La sua esperienza dimostra come l’efficacia di un intervento non dipenda solo dalla disponibilità di uno strumento, in questo caso il vaccino, ma dalla capacità di utilizzarlo nel modo più appropriato.

Ogni vita ha lo stesso valoreFoege ha sintetizzato la sua visione con una frase che ancora oggi conserva una forza particolare:
“The reason we have public health is because every life has equal value.”
“La ragione per cui esiste la sanità pubblica è che ogni vita ha lo stesso valore.”
In questa affermazione si concentra il senso del suo lavoro. Se ogni vita ha lo stesso valore, allora la prevenzione non è un elemento accessorio, ma una scelta etica e strategica.
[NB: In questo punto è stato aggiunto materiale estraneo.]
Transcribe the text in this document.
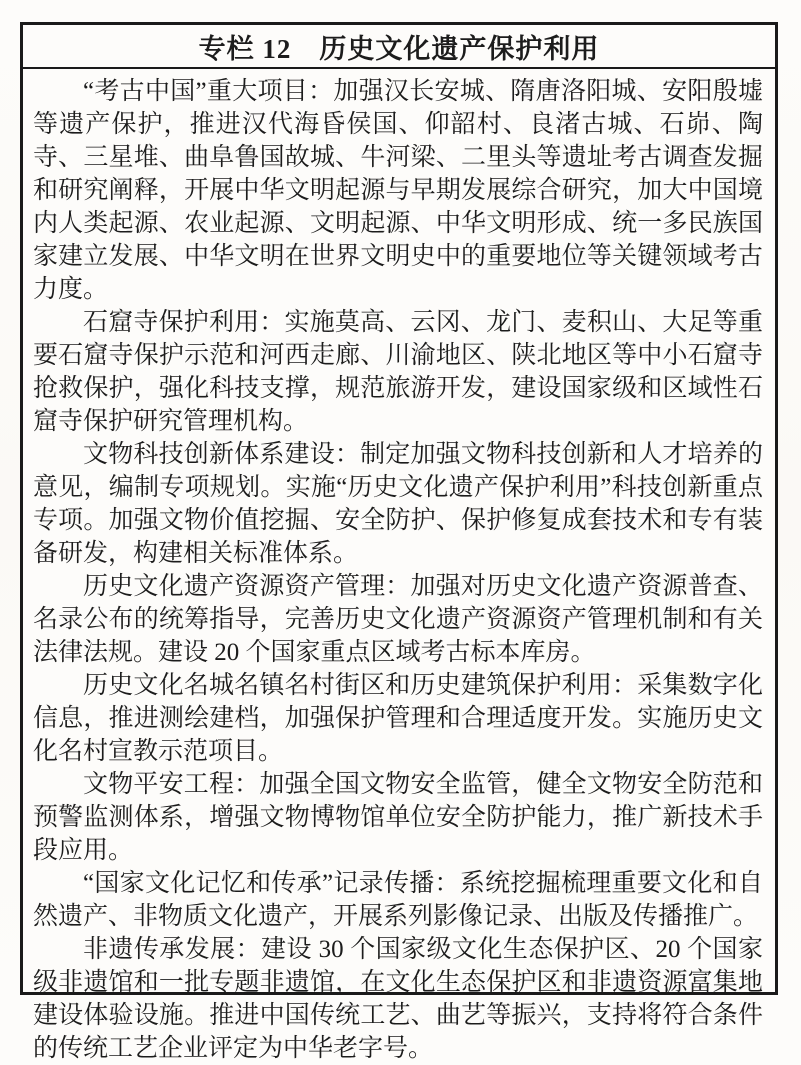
专栏 12　历史文化遗产保护利用

“考古中国”重大项目：加强汉长安城、隋唐洛阳城、安阳殷墟等遗产保护，推进汉代海昏侯国、仰韶村、良渚古城、石峁、陶寺、三星堆、曲阜鲁国故城、牛河梁、二里头等遗址考古调查发掘和研究阐释，开展中华文明起源与早期发展综合研究，加大中国境内人类起源、农业起源、文明起源、中华文明形成、统一多民族国家建立发展、中华文明在世界文明史中的重要地位等关键领域考古力度。

石窟寺保护利用：实施莫高、云冈、龙门、麦积山、大足等重要石窟寺保护示范和河西走廊、川渝地区、陕北地区等中小石窟寺抢救保护，强化科技支撑，规范旅游开发，建设国家级和区域性石窟寺保护研究管理机构。

文物科技创新体系建设：制定加强文物科技创新和人才培养的意见，编制专项规划。实施“历史文化遗产保护利用”科技创新重点专项。加强文物价值挖掘、安全防护、保护修复成套技术和专有装备研发，构建相关标准体系。

历史文化遗产资源资产管理：加强对历史文化遗产资源普查、名录公布的统筹指导，完善历史文化遗产资源资产管理机制和有关法律法规。建设 20 个国家重点区域考古标本库房。

历史文化名城名镇名村街区和历史建筑保护利用：采集数字化信息，推进测绘建档，加强保护管理和合理适度开发。实施历史文化名村宣教示范项目。

文物平安工程：加强全国文物安全监管，健全文物安全防范和预警监测体系，增强文物博物馆单位安全防护能力，推广新技术手段应用。

“国家文化记忆和传承”记录传播：系统挖掘梳理重要文化和自然遗产、非物质文化遗产，开展系列影像记录、出版及传播推广。

非遗传承发展：建设 30 个国家级文化生态保护区、20 个国家级非遗馆和一批专题非遗馆，在文化生态保护区和非遗资源富集地建设体验设施。推进中国传统工艺、曲艺等振兴，支持将符合条件的传统工艺企业评定为中华老字号。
Significa intervenire prima che l’emergenza si diffonda, garantire accesso equo agli strumenti di protezione e costruire sistemi sanitari capaci di tutelare le comunità nel loro insieme.
In un’epoca in cui la fiducia nella scienza può essere messa alla prova e la disinformazione circola rapidamente, questa impostazione appare ancora più attuale.
Un’eredità che guarda avanti
Ricordare William Foege a un mese dalla sua scomparsa non significa soltanto ripercorrere una pagina importante della storia della medicina. Significa riflettere su una visione che ha dimostrato come prevenire, quando possibile, sia la forma più lungimirante di cura.
L’eradicazione del vaiolo non è stata il risultato di un gesto isolato, ma di una strategia condivisa e applicata con rigore. È una lezione che continua a parlare al presente, di fronte alle nuove sfide epidemiologiche e alla necessità di rafforzare sistemi sanitari resilienti.
La medicina non è fatta solo di interventi individuali, ma anche di scelte collettive e di strategie lungimiranti.
L’eredità di Foege sta proprio qui: nell’aver dimostrato che prevenire, con intelligenza e rigore, può essere la forma più efficace di cura.